Is gender associated with marks scored or salary? How do you find out?
Association between a categorical variable and a numerical variable.
Today I thought I will cover something that kind of excited me for the first time when I was learning statistics.
Association between a categorical variable and a numerical variable. What exactly does that mean? Let us consider an example of Gender and Salary or Gender and Marks. Salary and Marks are numerical variables. They take numbers as values.
Gender is a categorical variable.
Given a set of data, how can we check whether salary and gender are related? Or marks and gender are related?
The correlation between these kinds of variables can be measured using what is called as a point biserial correlation coefficient.
The formula for the point biserial correlation coefficient is given by:
$$R_{pb}= {\frac{Y_0-Y_1}{S_x}}*\sqrt{P_0P_1} $$
$$Y_0 - is\, the\, mean\, of\, the\, category\, encoded\, as\, 0 $$
$$Y_1 - is\, the\, mean\, of\, the\, category\,encoded\, as\, 1$$
$$ S_x - sample\, standard\, deviation\, of\, the\, numerical\, variable\, $$
$$P_0 - proportion\, of\, data\, corresponding\, to\, data\, set\, 0$$
$$ P_1 - proportion\, of\, data\, corresponding\, to\, data\, set\, 1$$
When the point bi serial coefficient is near to 1, it shows that the categorial variable and the numerical variable are associated.
Let us see how point bi serial coefficient can be put to use with an example.

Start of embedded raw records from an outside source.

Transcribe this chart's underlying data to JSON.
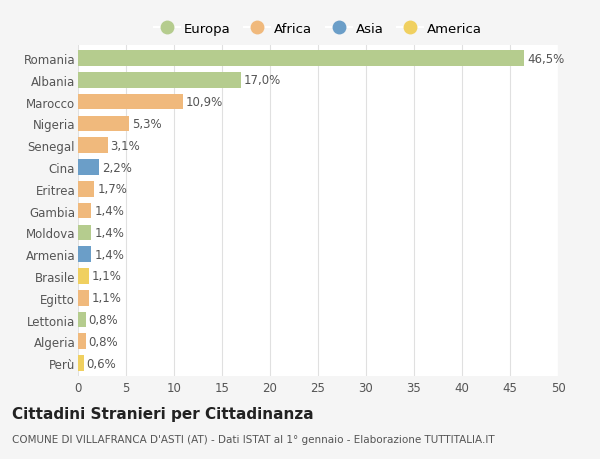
{
  "categories": [
    "Romania",
    "Albania",
    "Marocco",
    "Nigeria",
    "Senegal",
    "Cina",
    "Eritrea",
    "Gambia",
    "Moldova",
    "Armenia",
    "Brasile",
    "Egitto",
    "Lettonia",
    "Algeria",
    "Perù"
  ],
  "values": [
    46.5,
    17.0,
    10.9,
    5.3,
    3.1,
    2.2,
    1.7,
    1.4,
    1.4,
    1.4,
    1.1,
    1.1,
    0.8,
    0.8,
    0.6
  ],
  "labels": [
    "46,5%",
    "17,0%",
    "10,9%",
    "5,3%",
    "3,1%",
    "2,2%",
    "1,7%",
    "1,4%",
    "1,4%",
    "1,4%",
    "1,1%",
    "1,1%",
    "0,8%",
    "0,8%",
    "0,6%"
  ],
  "continent": [
    "Europa",
    "Europa",
    "Africa",
    "Africa",
    "Africa",
    "Asia",
    "Africa",
    "Africa",
    "Europa",
    "Asia",
    "America",
    "Africa",
    "Europa",
    "Africa",
    "America"
  ],
  "colors": {
    "Europa": "#b5cc8e",
    "Africa": "#f0b97c",
    "Asia": "#6b9ec8",
    "America": "#f0d060"
  },
  "legend_order": [
    "Europa",
    "Africa",
    "Asia",
    "America"
  ],
  "title": "Cittadini Stranieri per Cittadinanza",
  "subtitle": "COMUNE DI VILLAFRANCA D'ASTI (AT) - Dati ISTAT al 1° gennaio - Elaborazione TUTTITALIA.IT",
  "xlim": [
    0,
    50
  ],
  "xticks": [
    0,
    5,
    10,
    15,
    20,
    25,
    30,
    35,
    40,
    45,
    50
  ],
  "bg_color": "#f5f5f5",
  "plot_bg_color": "#ffffff",
  "grid_color": "#e0e0e0",
  "bar_height": 0.72,
  "label_fontsize": 8.5,
  "tick_fontsize": 8.5,
  "title_fontsize": 11,
  "subtitle_fontsize": 7.5
}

Below is an example from IIT Madras's course content. Given is the salary of a sample of nurses.
Let us calculate each of the values one by one.
Let us encode F as 0 and M as 1.
That way:
$$average\,salary\,of\,females\, y_0 = \frac{(46+47+40+45+50+55+60+69+70+75+80)}{11}$$
$$ \therefore y_0 = 57.909$$
$$average\,salary\,of\,males\, y_1 = \frac{34 +18+22+34+36+35+28+44+33}{9}$$
$$ \therefore y_1 = 31.556$$
$$proportion\,of\,females\, p_0 = \frac{11}{(9+11)} = 0.55 $$
$$proportion\,of\,males\, p_1 = \frac{9}{(9+11)} = 0.45$$
$$ Sample\, standard\,deviation\,of\,x\: S_X = 17.47 (calculated\, using\, a\, spreadsheet\, as\, below)$$
Now applying the formula,
$$R_{pb} = {\frac{57.909-31.556}{17.47}}*\sqrt(0.55*0.45)$$
$$ R_{pb} = 0.75$$
This shows that bi serial correlation coefficient is close to 1 and there is a strong correlation between gender and salary in the case of nurses data provided here. And that female nurses are better paid in this case.